Proof. Let $T$ be the torus and let $X=T\setminus\{\text{pt}\}$ be the space in question. By considering the square gluing diagram of the torus $T$ sans a point, a diagrammatic representation for $X$ can be given as shown in Figure 1 below.

Figure 1

Note that the gray part of Figure 1 represents the fact that the torus $T$ is filled in and that one can visualize the deformation retract in question by grabbing hold of the hole in $X$ and stretching it out so that the diagram in Figure 1 is hollow (i.e., not filled in, i.e. all white, etc.).

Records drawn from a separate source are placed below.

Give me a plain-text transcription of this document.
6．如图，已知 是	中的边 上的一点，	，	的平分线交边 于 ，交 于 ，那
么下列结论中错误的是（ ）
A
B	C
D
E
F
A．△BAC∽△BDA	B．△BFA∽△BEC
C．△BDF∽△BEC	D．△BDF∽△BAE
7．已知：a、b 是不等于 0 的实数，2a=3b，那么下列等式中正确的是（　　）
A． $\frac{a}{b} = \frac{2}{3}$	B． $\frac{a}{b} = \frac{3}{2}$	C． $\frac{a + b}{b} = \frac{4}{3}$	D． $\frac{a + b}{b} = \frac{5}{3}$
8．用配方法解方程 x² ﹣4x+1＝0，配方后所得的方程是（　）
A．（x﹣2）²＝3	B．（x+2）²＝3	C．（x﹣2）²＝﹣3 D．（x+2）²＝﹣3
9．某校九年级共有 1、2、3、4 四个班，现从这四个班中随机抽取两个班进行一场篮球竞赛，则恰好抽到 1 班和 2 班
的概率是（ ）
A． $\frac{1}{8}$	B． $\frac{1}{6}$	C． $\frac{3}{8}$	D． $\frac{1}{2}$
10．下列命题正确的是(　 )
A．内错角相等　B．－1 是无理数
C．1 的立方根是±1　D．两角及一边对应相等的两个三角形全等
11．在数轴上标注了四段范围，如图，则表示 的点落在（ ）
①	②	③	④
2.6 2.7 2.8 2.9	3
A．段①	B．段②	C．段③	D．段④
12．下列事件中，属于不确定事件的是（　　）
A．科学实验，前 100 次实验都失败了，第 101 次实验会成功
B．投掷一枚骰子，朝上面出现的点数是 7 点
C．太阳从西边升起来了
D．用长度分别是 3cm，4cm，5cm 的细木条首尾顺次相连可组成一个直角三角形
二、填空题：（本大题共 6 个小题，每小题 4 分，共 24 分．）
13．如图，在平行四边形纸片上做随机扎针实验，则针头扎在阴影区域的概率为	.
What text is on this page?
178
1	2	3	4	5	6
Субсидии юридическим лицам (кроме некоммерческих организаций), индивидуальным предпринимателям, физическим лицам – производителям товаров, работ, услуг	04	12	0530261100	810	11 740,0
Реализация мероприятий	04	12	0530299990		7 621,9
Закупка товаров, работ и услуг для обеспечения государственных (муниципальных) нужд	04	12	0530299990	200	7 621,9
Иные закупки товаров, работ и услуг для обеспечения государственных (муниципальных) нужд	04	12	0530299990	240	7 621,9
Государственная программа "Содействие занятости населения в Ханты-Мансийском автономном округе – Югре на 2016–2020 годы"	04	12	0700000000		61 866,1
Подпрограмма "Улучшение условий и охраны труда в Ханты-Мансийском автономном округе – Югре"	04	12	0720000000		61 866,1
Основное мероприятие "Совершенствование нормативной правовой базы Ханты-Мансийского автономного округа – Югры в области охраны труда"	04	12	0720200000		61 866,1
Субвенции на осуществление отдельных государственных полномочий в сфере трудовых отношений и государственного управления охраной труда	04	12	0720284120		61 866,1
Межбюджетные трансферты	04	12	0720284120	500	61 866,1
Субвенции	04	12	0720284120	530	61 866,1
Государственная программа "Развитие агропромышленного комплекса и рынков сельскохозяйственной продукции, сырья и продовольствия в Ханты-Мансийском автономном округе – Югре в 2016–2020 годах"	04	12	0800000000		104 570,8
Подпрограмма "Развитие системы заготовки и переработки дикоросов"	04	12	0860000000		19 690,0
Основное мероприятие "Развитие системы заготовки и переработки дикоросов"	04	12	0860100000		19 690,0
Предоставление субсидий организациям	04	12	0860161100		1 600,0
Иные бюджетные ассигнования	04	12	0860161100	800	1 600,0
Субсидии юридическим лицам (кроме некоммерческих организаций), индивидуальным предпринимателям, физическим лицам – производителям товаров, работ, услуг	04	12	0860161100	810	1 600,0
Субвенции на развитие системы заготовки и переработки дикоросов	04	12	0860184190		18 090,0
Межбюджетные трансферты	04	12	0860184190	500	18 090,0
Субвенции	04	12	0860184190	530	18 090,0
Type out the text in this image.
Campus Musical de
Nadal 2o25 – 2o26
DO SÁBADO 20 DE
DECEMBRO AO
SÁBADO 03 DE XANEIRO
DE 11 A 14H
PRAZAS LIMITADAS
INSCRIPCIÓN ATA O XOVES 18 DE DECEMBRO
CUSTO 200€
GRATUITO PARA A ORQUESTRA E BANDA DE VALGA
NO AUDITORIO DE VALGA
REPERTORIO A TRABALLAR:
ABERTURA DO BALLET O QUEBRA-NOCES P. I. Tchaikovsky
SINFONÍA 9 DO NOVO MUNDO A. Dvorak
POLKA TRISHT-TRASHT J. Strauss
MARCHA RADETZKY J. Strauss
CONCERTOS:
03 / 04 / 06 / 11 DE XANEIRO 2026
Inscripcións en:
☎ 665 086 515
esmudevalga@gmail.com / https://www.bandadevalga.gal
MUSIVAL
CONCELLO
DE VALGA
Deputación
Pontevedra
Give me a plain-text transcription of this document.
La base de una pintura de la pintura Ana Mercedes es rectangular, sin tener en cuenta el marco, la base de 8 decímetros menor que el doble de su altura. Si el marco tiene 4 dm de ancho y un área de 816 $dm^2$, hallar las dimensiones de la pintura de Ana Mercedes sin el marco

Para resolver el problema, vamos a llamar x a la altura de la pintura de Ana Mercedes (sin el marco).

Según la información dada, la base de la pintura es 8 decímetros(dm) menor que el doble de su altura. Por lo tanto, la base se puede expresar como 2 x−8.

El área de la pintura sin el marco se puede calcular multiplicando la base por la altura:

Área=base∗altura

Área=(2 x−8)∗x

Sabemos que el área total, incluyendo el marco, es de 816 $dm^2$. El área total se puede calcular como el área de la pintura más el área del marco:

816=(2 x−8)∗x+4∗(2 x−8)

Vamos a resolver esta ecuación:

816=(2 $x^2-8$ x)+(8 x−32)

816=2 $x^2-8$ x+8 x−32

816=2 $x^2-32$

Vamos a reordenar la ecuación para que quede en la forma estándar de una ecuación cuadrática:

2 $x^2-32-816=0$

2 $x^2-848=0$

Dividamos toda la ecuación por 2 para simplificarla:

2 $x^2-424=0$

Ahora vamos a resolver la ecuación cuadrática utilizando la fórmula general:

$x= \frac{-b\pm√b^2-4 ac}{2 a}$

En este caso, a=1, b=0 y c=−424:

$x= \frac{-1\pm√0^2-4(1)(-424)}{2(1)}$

Thus, the deformation retract in question amounts to the projection of the interior of a square (the square representing the gluing diagram of $T$) onto its boundary, the formula for which can be attained by presupposing that the gluing diagram for $T$ is placed in $\mathbb{R}^2$ as $J\times J$ where $J=[-1,1]$. Basic arithmetic shows that, for $t\in I$, the family $f_t:I\times I\to\mathbb{R}^2$ given by

$f_t(x,y)=(1-t)(x,y)+t\left(\dfrac{(x,y)}{\max\{|x|,|y|\}}\right)$

“does the trick.” Indeed, note that $f_0(x,y)=(x,y)$, that $f_1(x,y)=(x,y)/\max\{|x|,|y|\}$ is an element of $\partial(J\times J)$, and that $f_t(x,y)|_{\partial(J\times J)}=(x,y)$ due to the fact that $\max\{|x|,|y|\}=1$ on $\partial(J\times J)$. Finally, note that continuity of the family $f_t$ is given due to the fact that $f_t$ is the composition of continuous functions of $x,y,t$ for all $t\in I$.    $\,\,\square$